Project volume hides India’s solar reality

Article By : Sufia Tippu

All is not well with the Indian solar industry. When US-based SunEdison declared bankruptcy on April 21, wiping out nearly $10 billion in market value, a pall of gloom descended over the industry.

Solar projects are making headlines and tenders are being floated at an unprecedented pace. The goal post set by the government is at 100GW by 2022 and carries an investment tag of ₹6.04 lakh crore ($90 billion). It appears a new sun is indeed rising for solar power in India.

Pundits claim India is set to become the fourth largest solar market globally in 2016 behind only China, the U.S. and Japan with 5.4GW of expected capacity addition this year. A report by Bridge to India (BTI) says key policy changes have been introduced and 25GW of projects are under different stages of development. Thirty-five new tenders with a cumulative capacity of 15.5GW were announced last year. An additional 5GW of new tenders are awaiting release in the coming months. There is investment interest both from Indian and international developers in the sector. This frenetic pace of activity is a big step-up in contrast to historic solar capacity addition of about 1GW/year for three straight years until 2014, the BTI report says.

But all is not well with the country’s solar industry. SunEdison’s 97 solar projects, worth 897MW of operational and near-operational capacity, are burning up or just hanging fire since its bankruptcy and there are several other projects that, having won tenders, are not even near the construction stage. Here are some of the larger projects that have won tenders but show no sign of execution or commissioning.
 

  • In Oct 2014, SunEdison won 150MW (for a 500 MW tender that was shared by Azure Power, Welspun and other developers) in Karnataka. Nothing has yet been commissioned. Apart from about a 30MW unit, which was just about getting ready, everything came to a standstill after SunEdison filed for bankruptcy. Their partners are silent.
  • Madhya Pradesh had called for a tender of 300MW about 13 months ago. The largest capacity of 150MW was won by a Canadian solar power developer SkyPower Global. By now, at least some form of construction should have begun. Zilch on that front.

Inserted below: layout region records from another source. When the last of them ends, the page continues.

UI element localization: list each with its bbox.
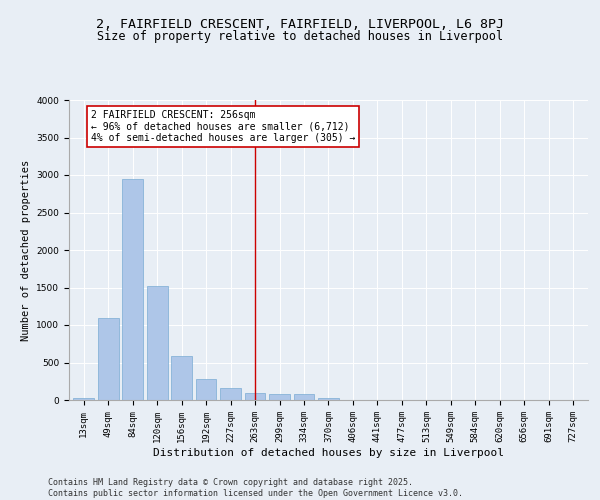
Bar — [245, 392, 265, 400]
Bar — [147, 286, 167, 400]
Bar — [318, 398, 339, 400]
Text: Size of property relative to detached houses in Liverpool: Size of property relative to detached ho… — [97, 30, 503, 43]
Text: 2 FAIRFIELD CRESCENT: 256sqm
← 96% of detached houses are smaller (6,712)
4% of : 2 FAIRFIELD CRESCENT: 256sqm ← 96% of de… — [91, 110, 355, 143]
Bar — [171, 356, 192, 400]
Y-axis label: Number of detached properties: Number of detached properties — [21, 160, 31, 340]
Bar — [73, 398, 94, 400]
Bar — [269, 394, 290, 400]
Bar — [98, 318, 119, 400]
Bar — [196, 379, 217, 400]
Bar — [293, 394, 314, 400]
X-axis label: Distribution of detached houses by size in Liverpool: Distribution of detached houses by size … — [153, 448, 504, 458]
Text: 2, FAIRFIELD CRESCENT, FAIRFIELD, LIVERPOOL, L6 8PJ: 2, FAIRFIELD CRESCENT, FAIRFIELD, LIVERP… — [96, 18, 504, 30]
Bar — [220, 388, 241, 400]
Bar — [122, 179, 143, 400]
Text: Contains HM Land Registry data © Crown copyright and database right 2025.
Contai: Contains HM Land Registry data © Crown c… — [48, 478, 463, 498]
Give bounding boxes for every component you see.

Add to this, newspapers are reporting that SkyPower may be looking to offload equity in the project and may subsequently exit.
  • SunEdison had won the entire 500MW tender called by Andhra Pradesh in November 2015 for a record low tariff of 7 cents (~₹4.63) that then broke new ground for the Indian solar industry. Ideally, the PPA should have been signed by SunEdison with the state government, financial closure achieved by now with commissioning date set to the first half of 2017. SunEdison’s bankruptcy has ensured that this project is a non-starter.